Сестра только глубже зарылась под одеяло.
– Ой, Таня, так не хочется, – промямлила она. – Ужасно холодно. Никак глаза не открываются.
Татьяна не могла добраться до больницы раньше десяти-одиннадцати, как раз к тому времени, когда заканчивала возиться с водой и карточками.
Крупы больше не осталось, только немного муки, чая и водки.
И по триста граммов хлеба для Татьяны, Даши и мамы. По двести – для бабушки и Марины.
– Я толстею, – объявила Даша.
– Я тоже, – сокрушалась Марина. – У меня ноги стали в три раза больше нормального.
– И у меня тоже. Не могу втиснуться в ботинки. Таня, я с тобой сегодня не пойду.
– Ничего страшного, Даша. У меня ноги не распухли.
– Но почему я пухну? – отчаивалась Даша. – Что со мной творится?

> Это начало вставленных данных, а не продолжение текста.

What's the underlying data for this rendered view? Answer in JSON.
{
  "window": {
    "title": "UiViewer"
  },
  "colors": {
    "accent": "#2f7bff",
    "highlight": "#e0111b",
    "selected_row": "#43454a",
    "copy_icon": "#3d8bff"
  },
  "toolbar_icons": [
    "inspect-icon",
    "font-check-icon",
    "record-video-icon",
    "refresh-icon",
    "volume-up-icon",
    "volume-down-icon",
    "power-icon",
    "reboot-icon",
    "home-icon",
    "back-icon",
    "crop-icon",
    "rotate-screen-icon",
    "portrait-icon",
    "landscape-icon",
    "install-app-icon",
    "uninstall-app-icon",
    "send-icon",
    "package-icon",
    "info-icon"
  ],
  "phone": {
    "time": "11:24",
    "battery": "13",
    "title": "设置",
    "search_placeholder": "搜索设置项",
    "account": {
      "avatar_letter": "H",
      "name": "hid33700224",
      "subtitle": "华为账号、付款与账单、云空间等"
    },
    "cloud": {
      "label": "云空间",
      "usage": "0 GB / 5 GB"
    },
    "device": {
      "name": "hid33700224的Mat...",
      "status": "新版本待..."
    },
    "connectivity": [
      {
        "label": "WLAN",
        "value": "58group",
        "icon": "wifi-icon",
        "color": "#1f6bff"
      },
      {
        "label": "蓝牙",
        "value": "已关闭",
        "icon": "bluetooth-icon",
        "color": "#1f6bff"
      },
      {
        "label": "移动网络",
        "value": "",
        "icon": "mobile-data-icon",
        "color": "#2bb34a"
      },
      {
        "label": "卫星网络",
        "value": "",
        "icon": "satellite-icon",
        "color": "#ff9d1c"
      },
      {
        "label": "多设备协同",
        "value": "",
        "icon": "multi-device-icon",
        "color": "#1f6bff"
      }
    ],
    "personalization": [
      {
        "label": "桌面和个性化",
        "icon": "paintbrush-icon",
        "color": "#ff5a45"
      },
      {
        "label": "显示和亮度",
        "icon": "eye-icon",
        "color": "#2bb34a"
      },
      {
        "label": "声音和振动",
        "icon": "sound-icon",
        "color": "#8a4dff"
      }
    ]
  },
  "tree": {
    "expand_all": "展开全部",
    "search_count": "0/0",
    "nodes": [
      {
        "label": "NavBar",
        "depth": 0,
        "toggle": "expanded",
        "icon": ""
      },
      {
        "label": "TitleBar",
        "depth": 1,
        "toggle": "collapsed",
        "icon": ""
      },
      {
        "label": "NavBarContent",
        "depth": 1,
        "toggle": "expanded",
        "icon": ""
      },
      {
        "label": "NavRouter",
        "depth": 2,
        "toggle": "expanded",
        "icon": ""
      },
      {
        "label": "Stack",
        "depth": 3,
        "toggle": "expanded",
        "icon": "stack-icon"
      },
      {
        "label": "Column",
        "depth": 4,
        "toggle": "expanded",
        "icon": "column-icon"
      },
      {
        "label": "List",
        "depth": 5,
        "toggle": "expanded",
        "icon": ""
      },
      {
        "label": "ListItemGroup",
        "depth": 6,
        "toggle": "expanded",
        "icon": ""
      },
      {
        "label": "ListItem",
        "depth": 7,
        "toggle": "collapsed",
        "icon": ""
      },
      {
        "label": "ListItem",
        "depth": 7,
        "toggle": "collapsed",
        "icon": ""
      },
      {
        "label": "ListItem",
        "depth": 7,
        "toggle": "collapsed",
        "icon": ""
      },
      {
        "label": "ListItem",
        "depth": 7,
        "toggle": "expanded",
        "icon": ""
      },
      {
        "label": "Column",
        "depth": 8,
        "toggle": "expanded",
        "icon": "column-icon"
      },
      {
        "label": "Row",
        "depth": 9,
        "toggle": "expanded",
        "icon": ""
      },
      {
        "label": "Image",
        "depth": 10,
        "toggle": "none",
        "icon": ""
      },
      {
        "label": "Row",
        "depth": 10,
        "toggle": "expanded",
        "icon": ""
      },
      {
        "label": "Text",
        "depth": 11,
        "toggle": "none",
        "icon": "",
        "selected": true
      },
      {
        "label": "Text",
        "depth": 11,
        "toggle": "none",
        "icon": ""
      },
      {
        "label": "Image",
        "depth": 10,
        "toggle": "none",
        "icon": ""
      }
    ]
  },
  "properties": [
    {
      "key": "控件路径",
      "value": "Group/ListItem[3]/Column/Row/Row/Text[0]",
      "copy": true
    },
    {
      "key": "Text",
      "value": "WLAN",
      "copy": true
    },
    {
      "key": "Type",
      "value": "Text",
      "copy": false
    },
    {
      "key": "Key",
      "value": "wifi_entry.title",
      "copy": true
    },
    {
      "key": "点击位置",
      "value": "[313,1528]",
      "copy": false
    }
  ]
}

– С тобой? – взъелась Марина. – Почему ты вечно о себе? Все должно вертеться вокруг тебя!
– И что это значит?
– А как насчет меня? А Таня? В этом вся твоя беда, Даша. Ты никого не замечаешь, кроме себя.
– Помолчала бы, обжора! Только и смотришь что стянуть! Хочешь, чтобы я рассказала Тане, сколько овсянки ты у нас украла? Пусть я голодна, но не слепа.
– Это ты к чему, интересно знать?
– Девочки, девочки, – растерянно бормотала Татьяна, – какой смысл ругаться? Спорить, кто больше распух? Кто больше страдает? Считайте, что победили обе. А теперь ложитесь и ждите меня. И тихо у меня, особенно ты, Марина!
– Что будем делать? – спросила мама как-то вечером, когда бабушка лежала в другой комнате, а остальные готовились ко сну.
– С чем? – спросила Даша.
– С бабушкой. Теперь, когда ей больше нечего менять, она целыми днями сидит дома.
– Да, – кивнула Марина, – и теперь, когда она целыми днями сидит дома, все время ест ту муку, что приносил Александр.
– Заткнись, Марина! – прошипела Татьяна. – Бабушка ест сметки со дна пакета.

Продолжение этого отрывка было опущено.